To avert ransomware attack, the following steps are best suited:
• It is preferable to have anti-ransomware software or anti-malware software with anti-ransomware option available. A backup copy of original files should be preserved before they are encrypted or deleted for some period.
• Disable use of e-mails on servers to ensure no malware or virus reach as email attachment is allowed to work on servers or remote machines handling servers.
• USB ports on all servers and critical remote systems should be blocked for media usage through domain policy and also through BIOS settings.
• Implement application white listing solution, so that unrecognized software or unauthorized changes in such software will not have any effect.
• Internet access should be very limited, restricted and closely monitored and should be purely rule based. It is better to have an airgap between internet enabled and intranet running system.
• Solutions like NAC (Network Access Control) have also key features to maintain a minimum level of security, whereas NBA (Network Behavior Anomaly and Detection) implementation allows the affected systems to be isolated and disconnected with the main network, at very early stage.
• Email gateway security solution tremendously helps in filtering out dubious mails and mails with infected attachments.
• It is also very important to keep definition files and scanning engines to updated, as soon as they released online for any type of security software.
• Monitoring/ blocking of ports 445, 137,138 and 139 is essential to prevent SMB vulnerability.
• Keeping the operating system updated with latest patches, at least those critical in nature and use of application updates across the enterprise at the earliest. Updating device drivers, browser programs, utility applications, etc, should be done with only legitimate (digitally signed updates from OEM and original sites of respective software company) versions. Else, the update itself may invite more problems than solutions!
• Regular internal VA (Vulnerability Assessment) and EPT (External Penetration Testing) of concerned systems are very useful through a reliable security audit. Risk based compliance to finding is bonding necessity to derive benefits from this regular exercise.
• Role of regular backup of all critical systems/ data is very important to restore to a safe state, in case the ransomware attack is successful.
• There is a need for creating awareness among users, incident reporting, incident handling, mitigation plans, keeping updated and readily available indicators of compromise and keeping a watch on activities which is likely to be affected by such attacks. Marinating good liaising with peer group CISOs and government agencies is another key to success.
• Benefits of anti-APT (Advance Persistent Threats) and examination and verification of threats in SSL (Secured Socket Layer) traffic, especially during DDOS (Distributed Denial of Service) attacks are also very useful for enterprises to fight against ransomware.

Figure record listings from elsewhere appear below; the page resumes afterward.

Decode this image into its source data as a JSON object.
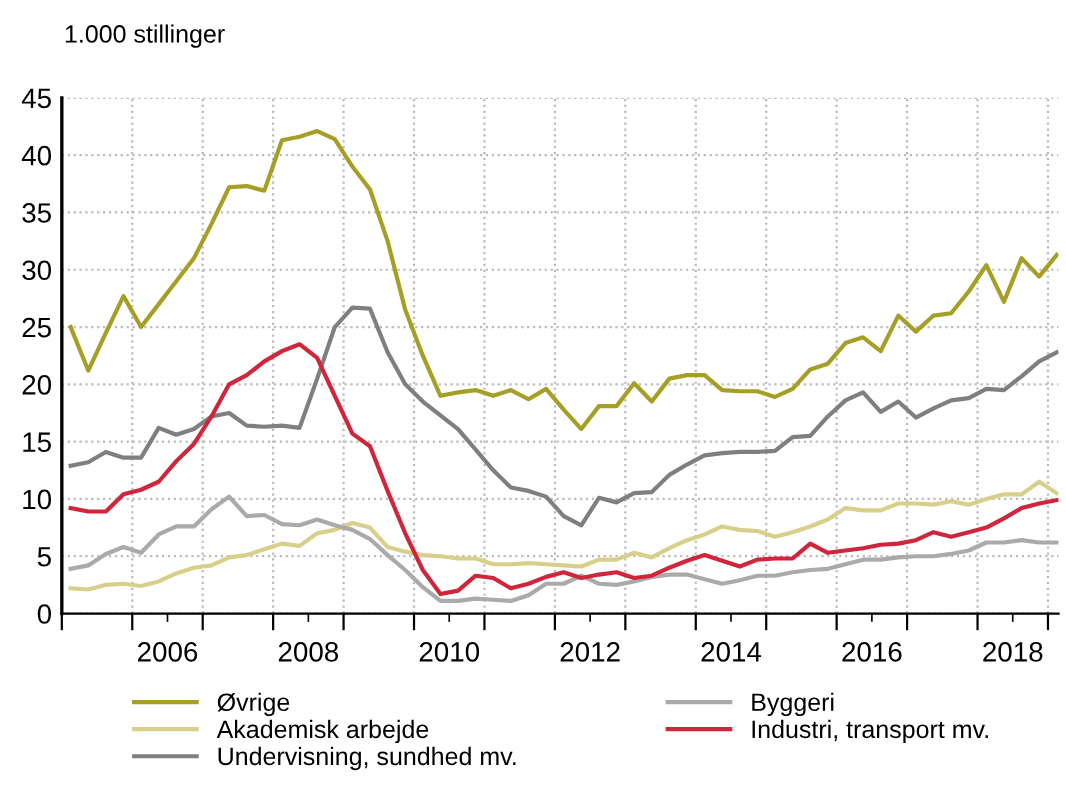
{
  "chart_data": {
    "type": "line",
    "ylabel": "1.000 stillinger",
    "x": [
      2005.125,
      2005.375,
      2005.625,
      2005.875,
      2006.125,
      2006.375,
      2006.625,
      2006.875,
      2007.125,
      2007.375,
      2007.625,
      2007.875,
      2008.125,
      2008.375,
      2008.625,
      2008.875,
      2009.125,
      2009.375,
      2009.625,
      2009.875,
      2010.125,
      2010.375,
      2010.625,
      2010.875,
      2011.125,
      2011.375,
      2011.625,
      2011.875,
      2012.125,
      2012.375,
      2012.625,
      2012.875,
      2013.125,
      2013.375,
      2013.625,
      2013.875,
      2014.125,
      2014.375,
      2014.625,
      2014.875,
      2015.125,
      2015.375,
      2015.625,
      2015.875,
      2016.125,
      2016.375,
      2016.625,
      2016.875,
      2017.125,
      2017.375,
      2017.625,
      2017.875,
      2018.125,
      2018.375,
      2018.625,
      2018.875,
      2019.125
    ],
    "xlim": [
      2005,
      2019.15
    ],
    "ylim": [
      0,
      45
    ],
    "xticks": [
      {
        "value": 2005,
        "label": null
      },
      {
        "value": 2006,
        "label": null
      },
      {
        "value": 2007,
        "label": null
      },
      {
        "value": 2008,
        "label": null
      },
      {
        "value": 2009,
        "label": null
      },
      {
        "value": 2010,
        "label": null
      },
      {
        "value": 2011,
        "label": null
      },
      {
        "value": 2012,
        "label": null
      },
      {
        "value": 2013,
        "label": null
      },
      {
        "value": 2014,
        "label": null
      },
      {
        "value": 2015,
        "label": null
      },
      {
        "value": 2016,
        "label": null
      },
      {
        "value": 2017,
        "label": null
      },
      {
        "value": 2018,
        "label": null
      },
      {
        "value": 2019,
        "label": null
      },
      {
        "value": 2006.5,
        "label": "2006"
      },
      {
        "value": 2008.5,
        "label": "2008"
      },
      {
        "value": 2010.5,
        "label": "2010"
      },
      {
        "value": 2012.5,
        "label": "2012"
      },
      {
        "value": 2014.5,
        "label": "2014"
      },
      {
        "value": 2016.5,
        "label": "2016"
      },
      {
        "value": 2018.5,
        "label": "2018"
      }
    ],
    "yticks": [
      0,
      5,
      10,
      15,
      20,
      25,
      30,
      35,
      40,
      45
    ],
    "grid": true,
    "legend": "bottom",
    "line_style": "solid",
    "marker": "none",
    "series": [
      {
        "name": "Øvrige",
        "color": "#a5a025",
        "values": [
          25,
          21.2,
          24.5,
          27.7,
          25,
          27,
          29,
          31,
          34,
          37.2,
          37.3,
          36.9,
          41.3,
          41.6,
          42.1,
          41.4,
          39,
          37,
          32.5,
          26.5,
          22.5,
          19,
          19.3,
          19.5,
          19,
          19.5,
          18.7,
          19.6,
          17.8,
          16.1,
          18.1,
          18.1,
          20.1,
          18.5,
          20.5,
          20.8,
          20.8,
          19.5,
          19.4,
          19.4,
          18.9,
          19.6,
          21.3,
          21.8,
          23.6,
          24.1,
          22.9,
          26,
          24.6,
          26,
          26.2,
          28.1,
          30.4,
          27.2,
          31,
          29.4,
          31.3
        ]
      },
      {
        "name": "Akademisk arbejde",
        "color": "#d8d08a",
        "values": [
          2.2,
          2.1,
          2.5,
          2.6,
          2.4,
          2.8,
          3.5,
          4,
          4.2,
          4.9,
          5.1,
          5.6,
          6.1,
          5.9,
          7,
          7.3,
          7.9,
          7.5,
          5.8,
          5.4,
          5.1,
          5,
          4.8,
          4.8,
          4.3,
          4.3,
          4.4,
          4.3,
          4.2,
          4.1,
          4.7,
          4.7,
          5.3,
          4.9,
          5.7,
          6.4,
          6.9,
          7.6,
          7.3,
          7.2,
          6.7,
          7.1,
          7.6,
          8.2,
          9.2,
          9,
          9,
          9.6,
          9.6,
          9.5,
          9.8,
          9.5,
          10,
          10.4,
          10.4,
          11.5,
          10.5
        ]
      },
      {
        "name": "Undervisning, sundhed mv.",
        "color": "#7f7f7f",
        "values": [
          12.9,
          13.2,
          14.1,
          13.6,
          13.6,
          16.2,
          15.6,
          16.1,
          17.2,
          17.5,
          16.4,
          16.3,
          16.4,
          16.2,
          20.5,
          25,
          26.7,
          26.6,
          22.8,
          20,
          18.5,
          17.3,
          16.1,
          14.3,
          12.5,
          11,
          10.7,
          10.2,
          8.5,
          7.7,
          10.1,
          9.7,
          10.5,
          10.6,
          12.1,
          13,
          13.8,
          14,
          14.1,
          14.1,
          14.2,
          15.4,
          15.5,
          17.2,
          18.6,
          19.3,
          17.6,
          18.5,
          17.1,
          17.9,
          18.6,
          18.8,
          19.6,
          19.5,
          20.7,
          22,
          22.8
        ]
      },
      {
        "name": "Byggeri",
        "color": "#aaaaaa",
        "values": [
          3.9,
          4.2,
          5.2,
          5.8,
          5.3,
          6.9,
          7.6,
          7.6,
          9.1,
          10.2,
          8.5,
          8.6,
          7.8,
          7.7,
          8.2,
          7.7,
          7.3,
          6.5,
          5.1,
          3.8,
          2.3,
          1.1,
          1.1,
          1.3,
          1.2,
          1.1,
          1.6,
          2.6,
          2.6,
          3.3,
          2.6,
          2.5,
          2.8,
          3.2,
          3.4,
          3.4,
          3,
          2.6,
          2.9,
          3.3,
          3.3,
          3.6,
          3.8,
          3.9,
          4.3,
          4.7,
          4.7,
          4.9,
          5,
          5,
          5.2,
          5.5,
          6.2,
          6.2,
          6.4,
          6.2,
          6.2
        ]
      },
      {
        "name": "Industri, transport mv.",
        "color": "#d0253a",
        "values": [
          9.2,
          8.9,
          8.9,
          10.4,
          10.8,
          11.5,
          13.3,
          14.8,
          17.2,
          20,
          20.8,
          22,
          22.9,
          23.5,
          22.3,
          19,
          15.7,
          14.6,
          10.7,
          7,
          3.8,
          1.7,
          2,
          3.3,
          3.1,
          2.2,
          2.6,
          3.2,
          3.6,
          3.1,
          3.4,
          3.6,
          3.1,
          3.3,
          4,
          4.6,
          5.1,
          4.6,
          4.1,
          4.7,
          4.8,
          4.8,
          6.1,
          5.3,
          5.5,
          5.7,
          6,
          6.1,
          6.4,
          7.1,
          6.7,
          7.1,
          7.5,
          8.3,
          9.2,
          9.6,
          9.9
        ]
      }
    ]
  }
}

What was the message that you conveyed to the employees of the bank when the news of WannaCry spread like wide fire?
All the users were put to caution through scrolling messages, e-mails, SMSES, closed user groups to update systems urgently with relevant OS patch, updating anti-virus definition file, not to open attachments in e-mails of any doubt, not to be in pensive mood, to isolate the system, if found affected and report us immediately. We were also having liaising at the top level and gathering latest updates. We also ensured that employees do not get unnecessarily worried, but were reasonably cautioned and alert.